We waited mostly in silence as the hours passed one into the next, until my daughter needed to be fed again and my husband welcomed the chance to escape for lunch. He kissed us both goodbye. I don’t recall returning the kiss; I’d like to say I did. Once he was gone, I slipped my nipple into my baby’s mouth, overcome by the flush that ran along her plump cheek, the smell of her neck, the potency of my milk flowing from me into her. I loved her.

She fell asleep in my arms. Though I rarely used the cradle at home, this time, this one time, I placed her in the bassinet the nurse brought earlier. Moments after I settled myself back in the hospital bed, a terrific heat overcame me. It started at my core and rushed to my head. A doctor, a woman, walked in reading my chart. She was all business standing beside me like that. What brings you here today?

I became aware of the river then, inky blackness that swelled from beneath and rushed to swallow me. It roared in my ears and blocked my peripheral vision. I arched my neck to keep my face above the surface, reaching my hand out of the murk to grab hold of the doctor’s wrist. Save me.

For I moment, I floated underwater, lingering there. In the distance, above the surface, came the sound of muffled voices, the doctor’s among them: I need help in here! The last I felt of my body, it was convulsing wildly, a fever raging within it, rolling one seizure into the next. And then I was whisked downstream and away.

While doctors told my husband that it didn’t look good, that if I survived, I may be left brain damaged, I floated in the river, bathed in luxurious waters. Nothing had ever felt so good.

As my husband phoned my parents, choking when he told them I lay in a drug induced coma, that a machine now breathed for me, I tried to make sense of the familiar voices that swirled about– was that my Nana? I was perfectly content.

Everything was calm, everything was right. Almost. I thought of my daughter, a person I’d met just days before. How had this little person, someone I barely knew, but knew better than any other, how had she become everything? I couldn’t leave her. I wouldn’t. She needed me, but I needed her more.

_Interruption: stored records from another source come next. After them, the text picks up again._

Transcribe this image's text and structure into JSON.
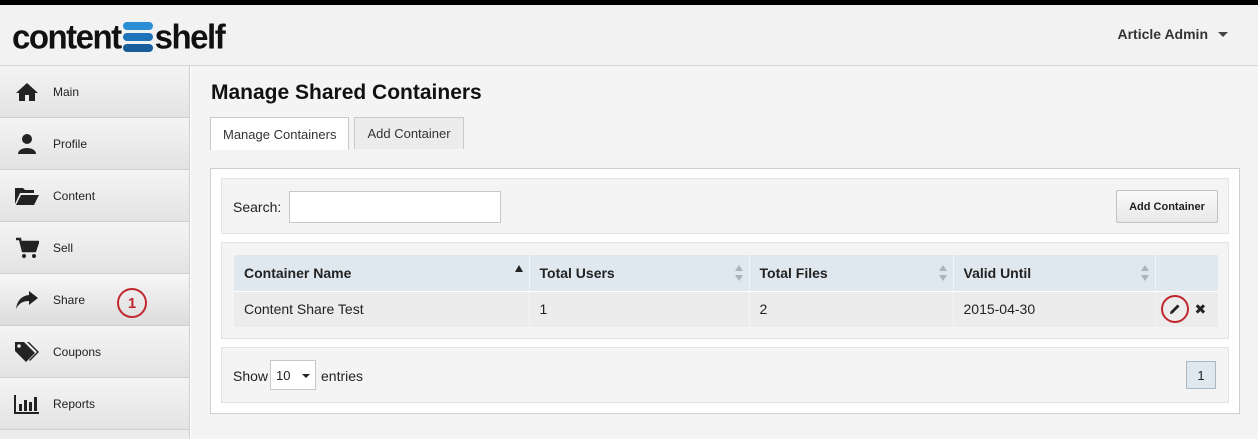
{
  "app": {
    "logo_left": "content",
    "logo_right": "shelf",
    "user_name": "Article Admin"
  },
  "sidebar": {
    "items": [
      {
        "label": "Main",
        "icon": "home-icon"
      },
      {
        "label": "Profile",
        "icon": "user-icon"
      },
      {
        "label": "Content",
        "icon": "folder-open-icon"
      },
      {
        "label": "Sell",
        "icon": "cart-icon"
      },
      {
        "label": "Share",
        "icon": "share-icon"
      },
      {
        "label": "Coupons",
        "icon": "tags-icon"
      },
      {
        "label": "Reports",
        "icon": "bar-chart-icon"
      }
    ],
    "active_item": "Share",
    "step_badge": "1"
  },
  "main": {
    "title": "Manage Shared Containers",
    "tabs": [
      {
        "label": "Manage Containers",
        "active": true
      },
      {
        "label": "Add Container",
        "active": false
      }
    ],
    "search": {
      "label": "Search:",
      "value": "",
      "placeholder": ""
    },
    "add_button_label": "Add Container",
    "table": {
      "columns": [
        "Container Name",
        "Total Users",
        "Total Files",
        "Valid Until"
      ],
      "sorted_column": "Container Name",
      "sort_direction": "ascending",
      "rows": [
        {
          "name": "Content Share Test",
          "users": "1",
          "files": "2",
          "valid_until": "2015-04-30"
        }
      ]
    },
    "pagination": {
      "show_label": "Show",
      "entries_value": "10",
      "entries_label": "entries",
      "current_page": "1"
    }
  },
  "colors": {
    "accent_red": "#c0282d",
    "header_blue": "#dfe8ee",
    "logo_blue": "#1f73b8"
  }
}
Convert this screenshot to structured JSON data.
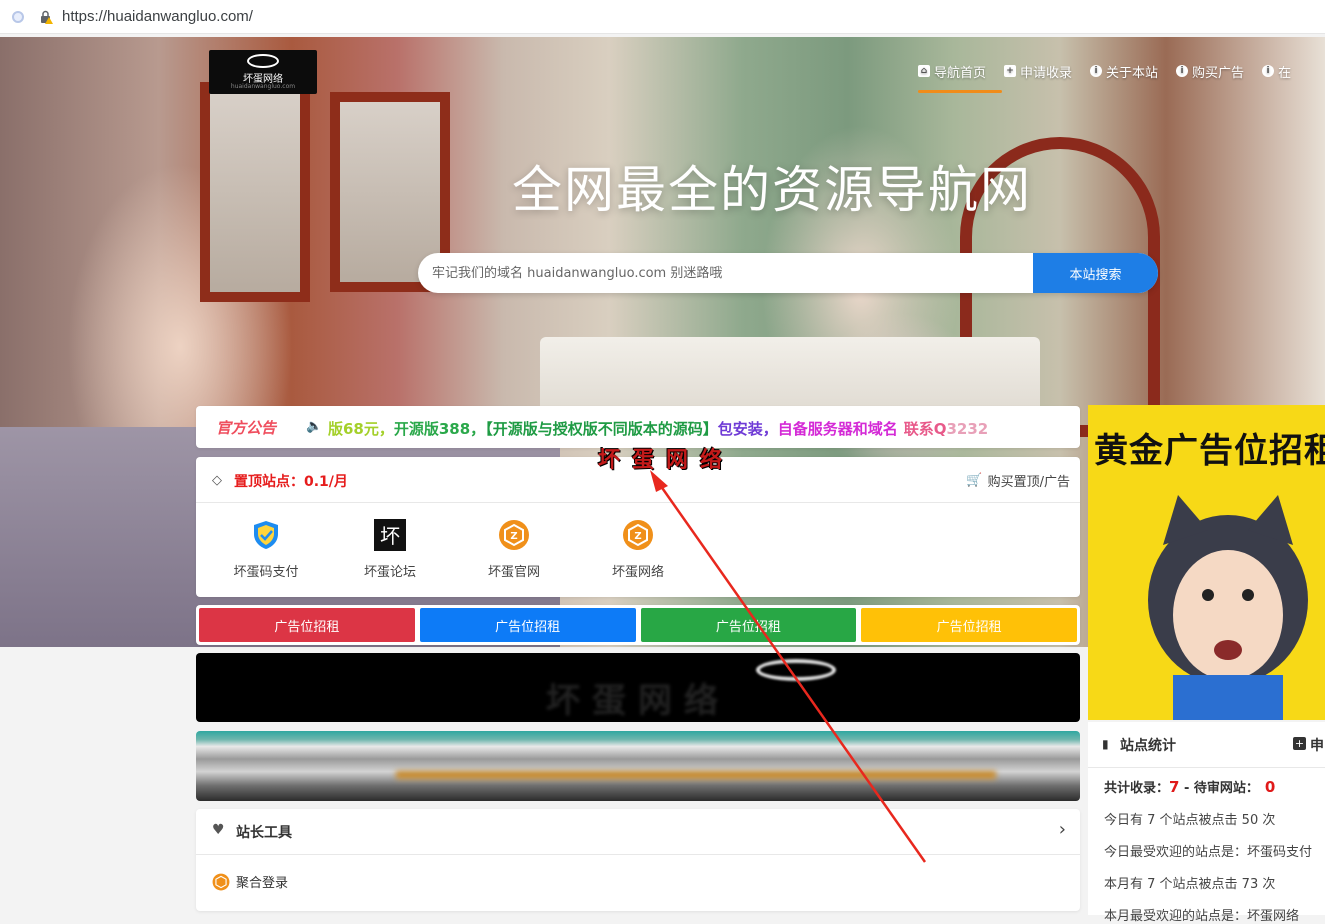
{
  "browser": {
    "url": "https://huaidanwangluo.com/"
  },
  "logo": {
    "text": "坏蛋网络",
    "sub": "huaidanwangluo.com"
  },
  "nav": {
    "items": [
      {
        "label": "导航首页",
        "icon": "home-icon"
      },
      {
        "label": "申请收录",
        "icon": "plus-square-icon"
      },
      {
        "label": "关于本站",
        "icon": "info-icon"
      },
      {
        "label": "购买广告",
        "icon": "info-icon"
      },
      {
        "label": "在",
        "icon": "info-icon"
      }
    ],
    "active_color": "#f08c1a"
  },
  "hero": {
    "title": "全网最全的资源导航网"
  },
  "search": {
    "placeholder": "牢记我们的域名 huaidanwangluo.com 别迷路哦",
    "button": "本站搜索"
  },
  "notice": {
    "badge": "官方公告",
    "parts": [
      {
        "text": "版68元，",
        "color": "#a4d02a"
      },
      {
        "text": "开源版388，",
        "color": "#2aa84a"
      },
      {
        "text": "【开源版与授权版不同版本的源码】",
        "color": "#1f9b44"
      },
      {
        "text": "包安装，",
        "color": "#6f3bd6"
      },
      {
        "text": "自备服务器和域名",
        "color": "#d42ad6"
      },
      {
        "text": "联系Q",
        "color": "#e85a8a"
      },
      {
        "text": "3232",
        "color": "#e8a0b8"
      }
    ]
  },
  "watermark": "坏蛋网络",
  "top_sites": {
    "title": "置顶站点：0.1/月",
    "buy": "购买置顶/广告",
    "items": [
      {
        "label": "坏蛋码支付",
        "icon": "shield-check-icon"
      },
      {
        "label": "坏蛋论坛",
        "icon": "huai-char-icon"
      },
      {
        "label": "坏蛋官网",
        "icon": "orange-hex-icon"
      },
      {
        "label": "坏蛋网络",
        "icon": "orange-hex-icon"
      }
    ]
  },
  "ads": [
    {
      "label": "广告位招租",
      "color": "#dc3545"
    },
    {
      "label": "广告位招租",
      "color": "#0d7bf7"
    },
    {
      "label": "广告位招租",
      "color": "#28a745"
    },
    {
      "label": "广告位招租",
      "color": "#ffc107"
    }
  ],
  "tools": {
    "title": "站长工具",
    "items": [
      {
        "label": "聚合登录",
        "icon": "orange-hex-icon"
      }
    ]
  },
  "side_ad": {
    "title": "黄金广告位招租"
  },
  "stats": {
    "title": "站点统计",
    "apply": "申",
    "total_label": "共计收录：",
    "total": "7",
    "sep": " - ",
    "pending_label": "待审网站：",
    "pending": "0",
    "line_today_clicks": "今日有 7 个站点被点击 50 次",
    "line_today_popular": "今日最受欢迎的站点是：坏蛋码支付",
    "line_month_clicks": "本月有 7 个站点被点击 73 次",
    "line_month_popular": "本月最受欢迎的站点是：坏蛋网络"
  }
}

I raised my arms and pushed back against the current. The woman who’d been with me, the one I’ve come to think was my grandmother, became euphoric. I felt her cup my head and then take it away again. She left me as I struggled to swim back. Alone, I kicked my legs and swept my arms in ever widening arcs. The effort was enormous.

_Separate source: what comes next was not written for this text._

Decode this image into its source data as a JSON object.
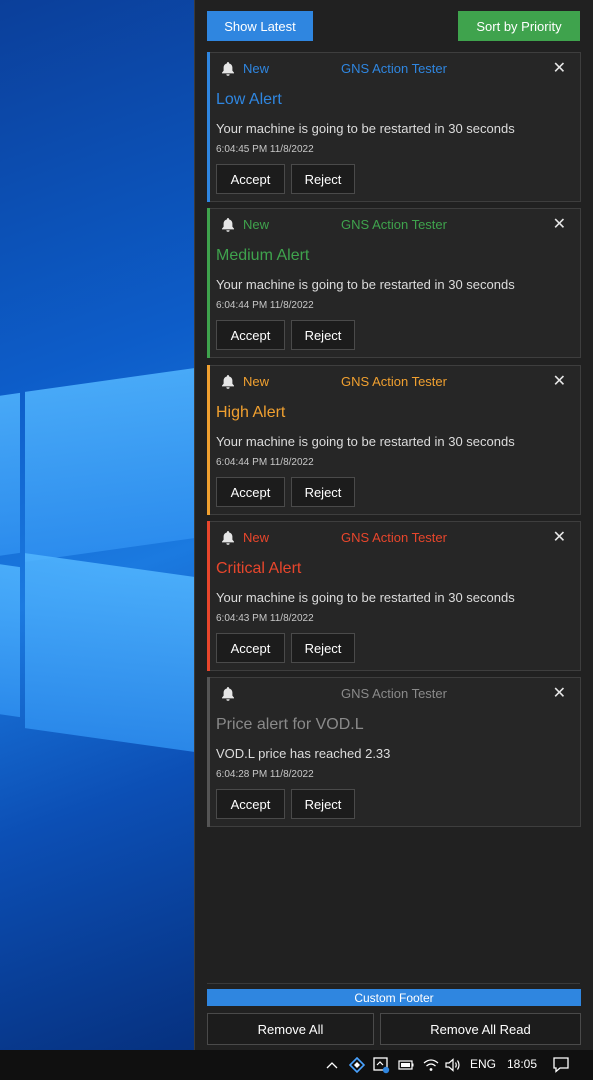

Nearing the surface, I became aware of pain again and the need to breathe. I gulped and gulped for air, but none came. Finally, I opened my eyes and a nurse was instantly by my side. Eleven days after my daughter’s birth, I was reborn. My arms and legs were tethered to the bed and a tube snaked down my throat. Soon all were removed and my family was called.

When my husband came, carrying our daughter, I kissed him this time. Passionately, gratefully. He then placed my baby in my arms and I pressed her to me. There are no words.

I knew then and forevermore I would follow her to the ends of the earth and back again. I also knew that even in death, love prevails.